Ricardo Silva from UCL
Tue 01 Mar 2016, 11:00 - 12:00
Informatics Forum (IF-G.07) followed by G.02-Cafe

If you have a question about this talk, please contact: Gareth Beedham (v1gbeed2)

Lunch afterwards in G.02-Cafe

Causal Inference in Machine Learning: From Structure to Predictions via Observational Data

Any intelligent agent that wants to achieve a particular goal has to predict the causal effects of its actions. For instance, in reinforcement learning one can try multiple actions, see what happens, fit a model, then profit from it. In many real applications, however, this scenario is almost a fantasy: performing actions in a controlled environment is costly, sometimes impossible, as in epidemiological studies. Yet there might be sources of cheap data where actions were chosen by unknown mechanisms. This is known as observational data, and the problem in this case is that the choice of action might be confounded with the outcome you want to achieve, popularly known as the "correlation is not causation" slogan.
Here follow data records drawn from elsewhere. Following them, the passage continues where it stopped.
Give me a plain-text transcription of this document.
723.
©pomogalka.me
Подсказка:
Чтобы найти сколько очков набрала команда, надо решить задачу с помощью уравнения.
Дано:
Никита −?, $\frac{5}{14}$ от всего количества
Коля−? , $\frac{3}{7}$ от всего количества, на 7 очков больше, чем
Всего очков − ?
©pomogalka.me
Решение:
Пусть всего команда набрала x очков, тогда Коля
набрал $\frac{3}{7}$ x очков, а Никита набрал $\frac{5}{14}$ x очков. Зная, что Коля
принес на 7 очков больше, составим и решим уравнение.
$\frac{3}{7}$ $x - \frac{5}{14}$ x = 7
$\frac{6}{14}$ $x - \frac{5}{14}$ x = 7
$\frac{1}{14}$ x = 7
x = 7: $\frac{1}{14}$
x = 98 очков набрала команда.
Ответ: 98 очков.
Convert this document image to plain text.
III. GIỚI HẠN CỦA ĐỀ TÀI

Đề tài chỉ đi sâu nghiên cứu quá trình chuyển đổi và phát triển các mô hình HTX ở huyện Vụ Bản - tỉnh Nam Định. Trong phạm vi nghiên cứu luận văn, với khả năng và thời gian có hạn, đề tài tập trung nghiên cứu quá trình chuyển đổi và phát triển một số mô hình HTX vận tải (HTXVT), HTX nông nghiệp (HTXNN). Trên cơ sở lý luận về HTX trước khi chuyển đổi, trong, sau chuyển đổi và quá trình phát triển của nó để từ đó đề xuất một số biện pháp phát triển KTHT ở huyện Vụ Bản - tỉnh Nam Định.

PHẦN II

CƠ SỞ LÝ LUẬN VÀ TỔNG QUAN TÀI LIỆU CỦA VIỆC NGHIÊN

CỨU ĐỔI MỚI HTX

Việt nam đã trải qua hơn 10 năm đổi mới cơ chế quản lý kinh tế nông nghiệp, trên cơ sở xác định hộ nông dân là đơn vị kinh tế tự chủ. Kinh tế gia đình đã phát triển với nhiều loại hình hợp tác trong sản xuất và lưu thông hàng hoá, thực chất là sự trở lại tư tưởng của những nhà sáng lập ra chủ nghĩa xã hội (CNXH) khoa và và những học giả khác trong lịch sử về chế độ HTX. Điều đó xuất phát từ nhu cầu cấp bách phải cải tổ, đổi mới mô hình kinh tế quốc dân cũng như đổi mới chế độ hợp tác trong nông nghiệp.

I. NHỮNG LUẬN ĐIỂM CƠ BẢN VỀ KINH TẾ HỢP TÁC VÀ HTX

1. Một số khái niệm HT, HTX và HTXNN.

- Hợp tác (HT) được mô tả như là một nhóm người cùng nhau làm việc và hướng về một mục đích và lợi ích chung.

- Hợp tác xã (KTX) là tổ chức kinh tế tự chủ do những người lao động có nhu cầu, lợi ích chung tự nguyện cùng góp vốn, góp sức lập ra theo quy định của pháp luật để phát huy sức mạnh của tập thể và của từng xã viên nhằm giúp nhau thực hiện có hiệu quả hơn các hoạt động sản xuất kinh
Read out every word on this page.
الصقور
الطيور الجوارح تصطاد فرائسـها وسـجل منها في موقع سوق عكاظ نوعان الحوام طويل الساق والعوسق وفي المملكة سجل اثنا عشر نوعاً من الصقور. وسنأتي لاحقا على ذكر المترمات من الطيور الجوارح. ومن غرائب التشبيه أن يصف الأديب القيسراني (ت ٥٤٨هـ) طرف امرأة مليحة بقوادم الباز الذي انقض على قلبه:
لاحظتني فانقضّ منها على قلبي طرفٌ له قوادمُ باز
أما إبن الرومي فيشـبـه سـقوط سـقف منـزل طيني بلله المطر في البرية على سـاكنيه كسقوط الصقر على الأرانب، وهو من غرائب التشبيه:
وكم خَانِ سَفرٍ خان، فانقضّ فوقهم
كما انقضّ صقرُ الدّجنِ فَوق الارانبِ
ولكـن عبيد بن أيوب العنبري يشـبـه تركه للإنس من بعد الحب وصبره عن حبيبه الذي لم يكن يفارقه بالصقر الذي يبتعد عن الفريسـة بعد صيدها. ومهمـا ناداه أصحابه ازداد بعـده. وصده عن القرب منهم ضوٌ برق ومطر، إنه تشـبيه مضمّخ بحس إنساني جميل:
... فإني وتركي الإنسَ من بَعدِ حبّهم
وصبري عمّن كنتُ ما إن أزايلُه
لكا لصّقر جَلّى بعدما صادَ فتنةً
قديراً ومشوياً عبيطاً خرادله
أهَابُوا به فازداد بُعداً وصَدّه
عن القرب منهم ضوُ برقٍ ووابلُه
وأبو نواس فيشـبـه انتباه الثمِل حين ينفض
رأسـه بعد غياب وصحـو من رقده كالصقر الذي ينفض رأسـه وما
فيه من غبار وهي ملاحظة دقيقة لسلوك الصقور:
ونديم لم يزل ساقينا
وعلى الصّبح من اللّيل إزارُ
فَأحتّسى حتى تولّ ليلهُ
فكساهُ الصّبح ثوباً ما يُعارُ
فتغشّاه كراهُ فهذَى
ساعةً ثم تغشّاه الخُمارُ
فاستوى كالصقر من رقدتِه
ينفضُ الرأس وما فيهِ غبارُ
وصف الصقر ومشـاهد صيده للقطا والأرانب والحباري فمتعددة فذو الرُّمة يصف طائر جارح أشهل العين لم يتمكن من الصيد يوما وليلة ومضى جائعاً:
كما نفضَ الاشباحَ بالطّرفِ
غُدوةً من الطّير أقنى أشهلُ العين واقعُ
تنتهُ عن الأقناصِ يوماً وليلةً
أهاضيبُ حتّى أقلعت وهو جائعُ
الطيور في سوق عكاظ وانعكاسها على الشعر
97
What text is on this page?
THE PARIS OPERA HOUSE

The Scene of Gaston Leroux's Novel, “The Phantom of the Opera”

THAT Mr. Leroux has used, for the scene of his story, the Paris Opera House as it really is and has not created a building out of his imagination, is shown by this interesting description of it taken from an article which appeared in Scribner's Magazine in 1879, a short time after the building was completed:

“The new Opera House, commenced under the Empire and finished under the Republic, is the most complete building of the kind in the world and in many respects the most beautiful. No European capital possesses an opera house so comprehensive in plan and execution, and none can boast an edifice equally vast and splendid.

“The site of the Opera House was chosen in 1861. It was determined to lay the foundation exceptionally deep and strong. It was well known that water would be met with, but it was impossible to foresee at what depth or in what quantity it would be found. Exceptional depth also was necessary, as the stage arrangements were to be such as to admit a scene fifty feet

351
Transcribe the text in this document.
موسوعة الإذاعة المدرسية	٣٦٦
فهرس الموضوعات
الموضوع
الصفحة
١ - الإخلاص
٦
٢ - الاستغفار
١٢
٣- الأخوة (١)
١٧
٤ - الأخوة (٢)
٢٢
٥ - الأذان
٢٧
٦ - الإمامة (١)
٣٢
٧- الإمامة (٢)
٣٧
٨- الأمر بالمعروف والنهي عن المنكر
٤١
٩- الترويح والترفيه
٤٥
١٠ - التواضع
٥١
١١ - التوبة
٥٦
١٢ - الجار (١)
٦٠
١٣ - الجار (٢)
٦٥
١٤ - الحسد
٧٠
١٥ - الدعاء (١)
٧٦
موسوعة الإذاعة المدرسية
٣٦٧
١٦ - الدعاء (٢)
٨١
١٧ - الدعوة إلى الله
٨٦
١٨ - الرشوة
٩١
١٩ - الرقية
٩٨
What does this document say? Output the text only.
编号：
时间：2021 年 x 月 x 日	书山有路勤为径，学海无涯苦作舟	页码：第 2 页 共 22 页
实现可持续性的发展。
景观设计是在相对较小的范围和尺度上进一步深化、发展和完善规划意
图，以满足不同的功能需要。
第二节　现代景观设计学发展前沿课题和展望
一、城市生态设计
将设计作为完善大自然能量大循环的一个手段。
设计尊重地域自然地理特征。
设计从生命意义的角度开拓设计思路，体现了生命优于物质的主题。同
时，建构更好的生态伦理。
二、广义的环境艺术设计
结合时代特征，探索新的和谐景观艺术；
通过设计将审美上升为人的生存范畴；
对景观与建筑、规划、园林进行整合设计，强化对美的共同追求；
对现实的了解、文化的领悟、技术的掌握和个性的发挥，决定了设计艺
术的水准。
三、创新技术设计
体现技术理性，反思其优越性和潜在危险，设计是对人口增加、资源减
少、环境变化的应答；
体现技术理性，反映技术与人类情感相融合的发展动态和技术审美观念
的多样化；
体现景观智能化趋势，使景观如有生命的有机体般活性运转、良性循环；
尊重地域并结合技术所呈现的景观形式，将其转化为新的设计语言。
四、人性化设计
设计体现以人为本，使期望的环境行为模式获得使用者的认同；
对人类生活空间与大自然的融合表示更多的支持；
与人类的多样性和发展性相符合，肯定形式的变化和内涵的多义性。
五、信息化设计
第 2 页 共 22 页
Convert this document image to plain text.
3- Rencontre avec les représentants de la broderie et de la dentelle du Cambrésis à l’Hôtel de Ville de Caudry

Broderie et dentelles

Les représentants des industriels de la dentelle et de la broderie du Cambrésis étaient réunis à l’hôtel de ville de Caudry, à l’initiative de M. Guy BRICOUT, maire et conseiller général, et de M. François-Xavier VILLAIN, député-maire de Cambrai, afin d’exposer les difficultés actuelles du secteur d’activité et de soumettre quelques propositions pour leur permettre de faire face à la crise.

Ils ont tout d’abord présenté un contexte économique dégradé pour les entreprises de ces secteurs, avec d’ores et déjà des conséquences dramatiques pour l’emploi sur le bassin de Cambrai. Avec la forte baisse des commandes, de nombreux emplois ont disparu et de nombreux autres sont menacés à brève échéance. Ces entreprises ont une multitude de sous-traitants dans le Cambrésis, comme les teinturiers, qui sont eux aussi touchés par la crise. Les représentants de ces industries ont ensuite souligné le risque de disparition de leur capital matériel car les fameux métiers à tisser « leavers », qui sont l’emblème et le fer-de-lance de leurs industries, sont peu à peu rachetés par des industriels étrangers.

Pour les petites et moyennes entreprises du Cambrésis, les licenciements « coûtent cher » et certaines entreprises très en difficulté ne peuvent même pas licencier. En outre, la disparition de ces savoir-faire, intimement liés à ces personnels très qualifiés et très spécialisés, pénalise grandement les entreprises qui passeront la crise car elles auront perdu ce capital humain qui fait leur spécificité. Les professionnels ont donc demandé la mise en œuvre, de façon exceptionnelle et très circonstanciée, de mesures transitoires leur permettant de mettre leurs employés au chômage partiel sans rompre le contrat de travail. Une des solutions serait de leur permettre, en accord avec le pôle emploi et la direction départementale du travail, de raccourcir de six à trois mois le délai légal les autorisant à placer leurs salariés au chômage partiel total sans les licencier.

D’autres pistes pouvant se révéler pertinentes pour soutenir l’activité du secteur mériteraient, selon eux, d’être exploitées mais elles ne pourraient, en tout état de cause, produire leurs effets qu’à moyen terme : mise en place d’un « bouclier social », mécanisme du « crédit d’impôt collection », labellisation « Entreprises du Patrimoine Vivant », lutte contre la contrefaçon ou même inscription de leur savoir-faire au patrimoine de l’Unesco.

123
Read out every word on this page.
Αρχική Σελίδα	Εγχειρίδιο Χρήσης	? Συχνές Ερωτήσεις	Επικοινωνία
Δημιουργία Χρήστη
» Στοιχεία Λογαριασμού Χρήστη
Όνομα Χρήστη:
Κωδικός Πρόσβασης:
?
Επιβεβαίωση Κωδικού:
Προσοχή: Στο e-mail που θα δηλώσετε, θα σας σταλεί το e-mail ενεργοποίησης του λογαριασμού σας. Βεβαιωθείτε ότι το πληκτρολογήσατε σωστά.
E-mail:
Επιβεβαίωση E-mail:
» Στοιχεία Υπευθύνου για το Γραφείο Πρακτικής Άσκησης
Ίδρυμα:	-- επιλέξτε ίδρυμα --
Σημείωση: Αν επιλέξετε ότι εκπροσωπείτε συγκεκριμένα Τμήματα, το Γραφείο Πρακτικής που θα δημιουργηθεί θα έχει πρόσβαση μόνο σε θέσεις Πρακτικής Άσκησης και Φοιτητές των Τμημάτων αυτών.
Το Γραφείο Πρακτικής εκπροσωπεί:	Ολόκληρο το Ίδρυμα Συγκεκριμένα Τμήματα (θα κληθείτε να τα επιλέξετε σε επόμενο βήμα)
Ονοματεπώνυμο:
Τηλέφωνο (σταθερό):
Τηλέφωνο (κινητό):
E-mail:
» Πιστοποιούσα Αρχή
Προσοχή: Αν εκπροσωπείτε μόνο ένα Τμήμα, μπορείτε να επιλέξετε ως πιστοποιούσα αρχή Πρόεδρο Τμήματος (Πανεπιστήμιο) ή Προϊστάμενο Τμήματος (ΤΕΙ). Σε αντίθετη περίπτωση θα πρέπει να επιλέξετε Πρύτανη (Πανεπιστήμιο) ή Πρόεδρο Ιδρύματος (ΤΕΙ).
 In machine learning, there is a rich literature on structure learning of graphical models. Under assumptions, this allows for an understanding of which causal pathways exist in a system. Less common is how to exploit that to make predictions: given treatment X on  an outcome Y, we want an estimate of what Y will be when we control X. We introduce two new approaches to solve this problem: one for continuous data, where linear causal effects can be found by looking for constraints implied by "surrogate experiments" known as instrumental variables, which control X indirectly by a mechanism that we can discover in principle. The other approach, for discrete data, finds robust bounds on causal effects by allowing for a whole continuum of violations of the structural assumptions used by common structure learning algorithms.

Joint work with Robin Evans (Oxford) and Shohei Shimizu (Osaka).